There is a specific time period and place these objects increase in value and peak my interest. This inflection occurs at different rates, and the liminal space can fluctuate. I grow fond of these objects over time. This fondness for certain objects was initially realized through the overuse of the functional objects within my daily practice. There is a relationship that I have with my mugs and coffee makers that I do not have with other objects. The fondness for objects I live with and use for routine meals influenced my fondness for other objects outside of my day-to-day routines.
Do you feel as though viewers understand your work? To what degree is it important to you that they do or don't?

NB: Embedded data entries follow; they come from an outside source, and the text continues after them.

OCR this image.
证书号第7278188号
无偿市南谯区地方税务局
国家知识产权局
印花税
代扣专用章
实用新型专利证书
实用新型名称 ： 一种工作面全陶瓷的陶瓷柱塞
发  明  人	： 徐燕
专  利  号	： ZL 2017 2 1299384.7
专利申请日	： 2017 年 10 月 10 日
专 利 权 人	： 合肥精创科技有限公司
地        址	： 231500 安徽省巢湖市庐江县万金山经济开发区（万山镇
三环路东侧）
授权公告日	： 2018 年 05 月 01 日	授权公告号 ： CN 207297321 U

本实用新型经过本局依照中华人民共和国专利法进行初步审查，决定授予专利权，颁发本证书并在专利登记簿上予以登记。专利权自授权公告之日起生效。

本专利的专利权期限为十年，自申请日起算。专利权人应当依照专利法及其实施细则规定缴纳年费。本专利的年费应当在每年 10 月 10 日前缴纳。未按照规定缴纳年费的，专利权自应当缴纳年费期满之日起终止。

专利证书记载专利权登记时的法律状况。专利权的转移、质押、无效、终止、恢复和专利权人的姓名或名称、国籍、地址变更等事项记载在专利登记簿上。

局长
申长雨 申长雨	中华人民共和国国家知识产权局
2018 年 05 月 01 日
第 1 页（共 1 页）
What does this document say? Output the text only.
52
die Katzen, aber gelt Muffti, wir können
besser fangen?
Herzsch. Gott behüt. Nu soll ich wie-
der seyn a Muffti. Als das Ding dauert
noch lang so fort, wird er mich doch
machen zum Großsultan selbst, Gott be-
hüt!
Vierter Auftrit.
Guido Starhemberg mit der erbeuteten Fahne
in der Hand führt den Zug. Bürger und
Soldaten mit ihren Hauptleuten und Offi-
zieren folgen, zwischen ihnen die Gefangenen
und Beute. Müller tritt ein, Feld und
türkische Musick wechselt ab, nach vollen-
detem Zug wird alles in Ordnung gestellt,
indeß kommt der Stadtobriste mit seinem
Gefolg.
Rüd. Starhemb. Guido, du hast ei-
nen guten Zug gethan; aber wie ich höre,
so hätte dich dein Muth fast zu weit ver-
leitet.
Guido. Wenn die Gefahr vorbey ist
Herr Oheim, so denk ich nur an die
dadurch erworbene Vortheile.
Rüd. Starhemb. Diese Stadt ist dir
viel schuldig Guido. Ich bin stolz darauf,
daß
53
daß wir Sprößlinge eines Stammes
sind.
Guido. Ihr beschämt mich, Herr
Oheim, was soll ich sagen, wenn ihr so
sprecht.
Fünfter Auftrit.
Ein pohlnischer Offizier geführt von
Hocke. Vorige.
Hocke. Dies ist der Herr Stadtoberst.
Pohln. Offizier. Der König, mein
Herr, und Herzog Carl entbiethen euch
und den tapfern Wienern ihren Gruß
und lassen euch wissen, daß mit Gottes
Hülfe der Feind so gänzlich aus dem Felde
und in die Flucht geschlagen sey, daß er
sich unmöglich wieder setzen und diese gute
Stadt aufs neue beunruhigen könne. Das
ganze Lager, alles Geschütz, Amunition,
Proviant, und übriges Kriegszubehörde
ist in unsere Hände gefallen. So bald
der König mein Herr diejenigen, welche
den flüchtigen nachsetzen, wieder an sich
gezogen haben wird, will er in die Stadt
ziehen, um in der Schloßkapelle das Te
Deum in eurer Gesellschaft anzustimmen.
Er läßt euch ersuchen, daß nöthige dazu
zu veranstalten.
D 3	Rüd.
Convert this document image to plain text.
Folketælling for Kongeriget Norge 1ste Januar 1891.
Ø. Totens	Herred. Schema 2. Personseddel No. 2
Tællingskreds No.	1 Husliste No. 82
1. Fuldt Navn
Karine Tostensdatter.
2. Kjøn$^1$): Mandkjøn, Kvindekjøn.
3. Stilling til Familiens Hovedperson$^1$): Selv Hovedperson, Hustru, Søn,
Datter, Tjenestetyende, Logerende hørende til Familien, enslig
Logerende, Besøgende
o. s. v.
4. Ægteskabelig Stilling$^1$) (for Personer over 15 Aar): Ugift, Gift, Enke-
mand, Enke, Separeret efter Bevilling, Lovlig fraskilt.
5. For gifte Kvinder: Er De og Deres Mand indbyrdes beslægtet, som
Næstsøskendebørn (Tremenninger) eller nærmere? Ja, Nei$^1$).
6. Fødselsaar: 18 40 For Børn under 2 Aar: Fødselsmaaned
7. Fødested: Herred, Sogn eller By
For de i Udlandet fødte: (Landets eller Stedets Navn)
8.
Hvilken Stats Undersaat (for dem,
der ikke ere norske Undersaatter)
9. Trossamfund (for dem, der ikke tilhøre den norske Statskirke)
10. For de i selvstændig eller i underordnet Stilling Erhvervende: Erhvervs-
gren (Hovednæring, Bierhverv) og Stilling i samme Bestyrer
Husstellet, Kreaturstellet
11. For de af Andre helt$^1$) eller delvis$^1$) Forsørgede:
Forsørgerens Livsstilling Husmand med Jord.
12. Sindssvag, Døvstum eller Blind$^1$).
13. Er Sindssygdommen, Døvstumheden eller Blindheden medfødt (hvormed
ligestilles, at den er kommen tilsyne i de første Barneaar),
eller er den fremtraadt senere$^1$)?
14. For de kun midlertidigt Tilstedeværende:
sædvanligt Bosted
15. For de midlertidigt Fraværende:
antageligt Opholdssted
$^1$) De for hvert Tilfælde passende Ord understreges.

The work is equivocal in subject matter and content. The pieces often occupy several roles where the content rarely lines up with the subject matter. This situation makes for different levels of access for the viewer. The work has a different meaning for me than it could ever have for anyone else. When it is learned, it is often emptied of its newness, spent. As of late, my intention and process for this work can closely be related to asemic writing. The viewer should be left with some level of curiosity.
What drives your aesthetic choices?
The Spoon and Preschool Story:
The earliest memory I can recall where this value shift was apparent took place in a preschool cafeteria. I was asked to distribute spoons for our apple sauce at breakfast. Not all of the spoons were made of the same design. Primarily, they were your run-of-the-mill cafeteria line spoons; there were a handful of spoon designs I recognized from my mother’s kitchen (till this day my mother has a large mismatched set of silverware). While passing them out I had saved one of the oddball spoons for myself.
This selection of a spoon, a minuscule and meaningless act, might have come from a desire for eccentricity; but it might just have come from an interest in the object itself. It might have come from a purely selfish place or the opposite, a place of humility. The spoon itself was nothing of worth; it was not aesthetically pleasing, it was not made of silver. It was not used but for a few minutes. The shift in value brought about by its selection became secretive and partially obsessive very quickly.
This is the type of decision making that is necessary for my work.